Stil und Moral„Die Freiheit des Dichters, sein Spielraum, beginnt erst in der Fügung der Sätze. Im Gegensatz zu den Buchstaben und den Worten ist ihre Abfolge durch nichts festgelegt […] Die Freiheit des Dichters liegt also nicht in der Konstruktion, sondern in der Abfolge. So, wie niemand über die Motorik gebietet, die für einen Schritt notwendig ist, aber entscheiden kann, wohin er seine Füße setzen will, bestimmt auch der Dichter nicht über die Elemente, sondern über ihre Reihenfolge.“

Der Band mit Essays des diesjährigen Büchner-Preisträgers Lukas Bärfuss gehört zu dem Bemerkenswertesten, das in dieser Gattung in den letzten Jahren gelesen habe. Das liegt auch an der Bandbreite der thematisierten Bereiche, aber vor allem an der zu gleichen Teilen eigensinnigen und zugänglich-nahbaren Atmosphäre von Bärfuss-Stil.
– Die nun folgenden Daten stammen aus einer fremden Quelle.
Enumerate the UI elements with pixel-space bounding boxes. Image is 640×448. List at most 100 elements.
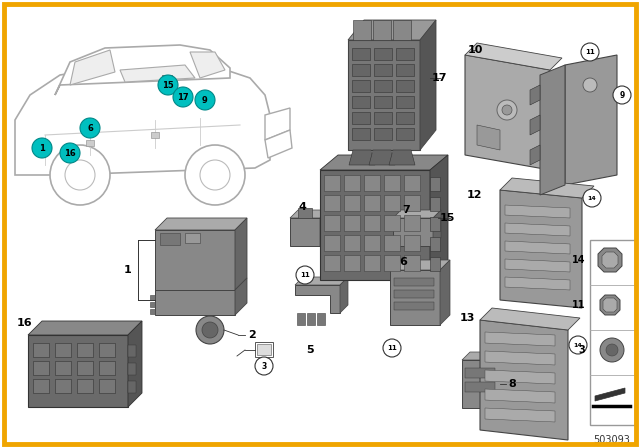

Die Texte schlagen meist schon zu Anfang einen ziemlich klaren Weg ein und öffnen sich doch immer wieder zu erstaunlichen Ansichten und Aussichten hin, beginnen mit ihrer Argumentation erst manchmal auf den letzten Metern, in denen sich das zuvor Geschilderte aber auf äußerst gelungene Weise verdichtet.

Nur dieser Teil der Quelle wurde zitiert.